Going forward from the status turned out to be a bit easier, as the start of the preview, preview_html, body and body_html of each post would always begin with a HTML-tag starting “<” (an artifact of the WYSIWYG editor Webiva uses and the glorious consistency of the bloggers writing the posts) This meant that unless any of the fields happened to be exactly 0x3C characters long the rest of the data was pretty manageable.
This technique was extended to another table that contained a search index containing the url of the post along with a slightly-less incomplete version of the title. Merging those two records then running the title through the Bing API, pulling down the cached version of the first page that matched the URL of the website and using the Ruby Nokogiri library pull out various pieces filled in some more of the data.
In the end there wasn’t a silver bullet. Recovering all the data required a combination of parsing the blog_post_revisions.MYD file, parsing the search index content_node_values.MYD file, parsing the production.log files for any missing url and finally hitting the Bing API for cached versions of pages when all that failed to pull the user data. I lost that Thursday, Friday and then the entire weekend that followed mixing and matching data where I could to piece together the content for the site. But in the end what I thought originally was going to be impossible turned out to be entirely doable with a little bit of metaphorical elbow grease.
This post will end the same way as the many other people who recount harrowing tales of partially-avoided data loss tend to end their posts: reminding you not to suffer the same fate as I and double check your backups right now. Even if it’s not a machine you’re employed to maintain, if you are going to be the one recovering the data, go ahead, log-on and double check your backups. You’ll thank me later.

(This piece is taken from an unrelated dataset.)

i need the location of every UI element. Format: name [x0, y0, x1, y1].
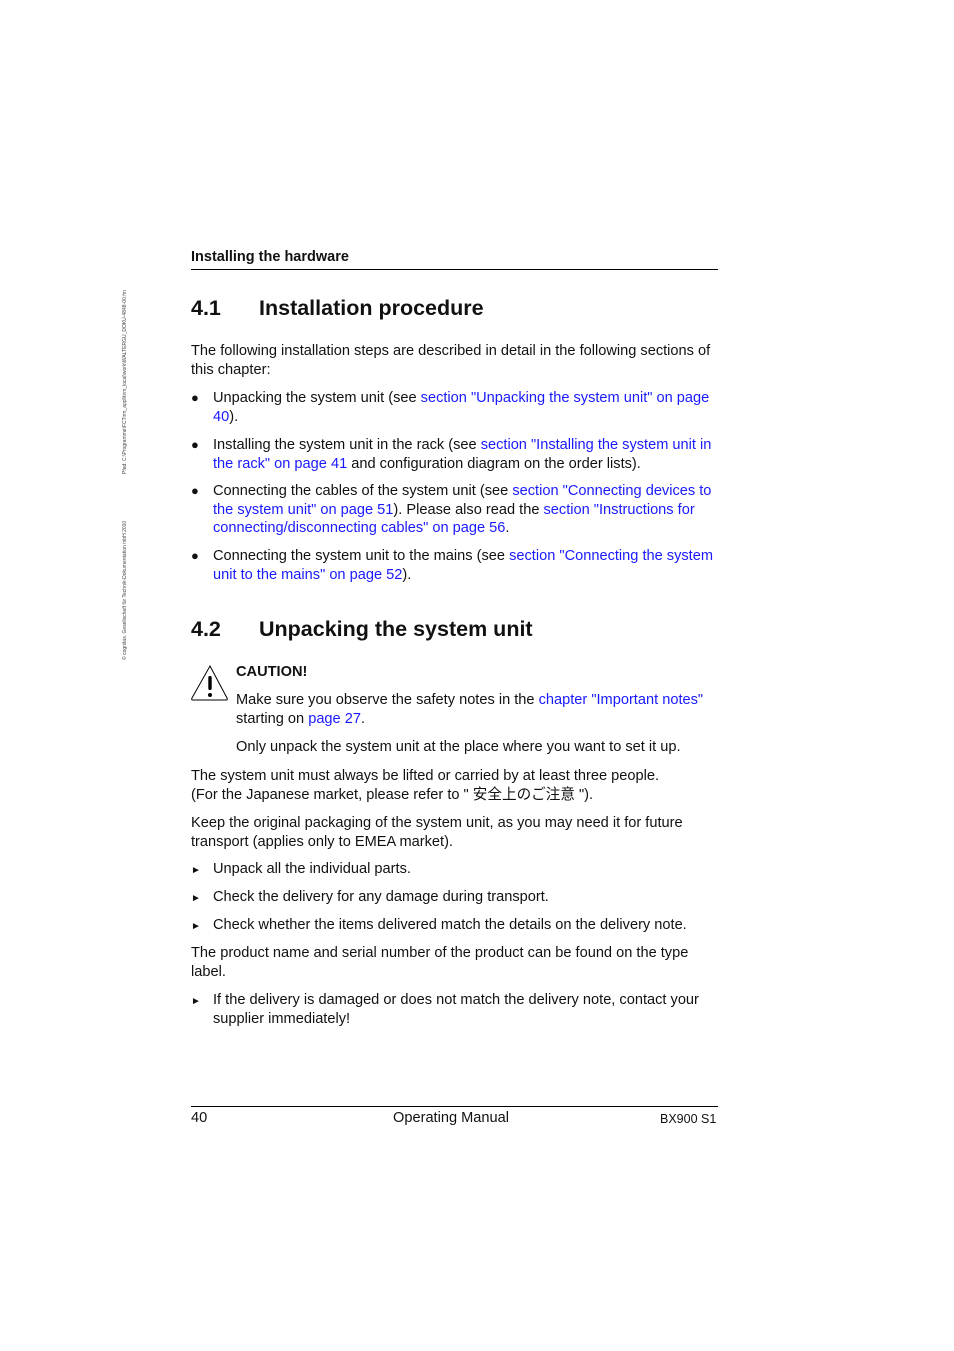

For those of you found this post for whom it’s too late, know that with a little bit of luck you probably have more of the data for lost site than you think, you’ll just need to look at all your options for pulling the site out of the cloud and the MYSQL-binary-format badlands.
P.S. The Bing API actually Rocks. Microsoft has done what Google has specifically outlawed users from doing: hitting their API to generate custom search results for users on the server side. Who would have guessed 5 years ago that Google would now habitually play the role of restrictive, privacy violating bad guys, while Microsoft would come to the rescue as API saviors?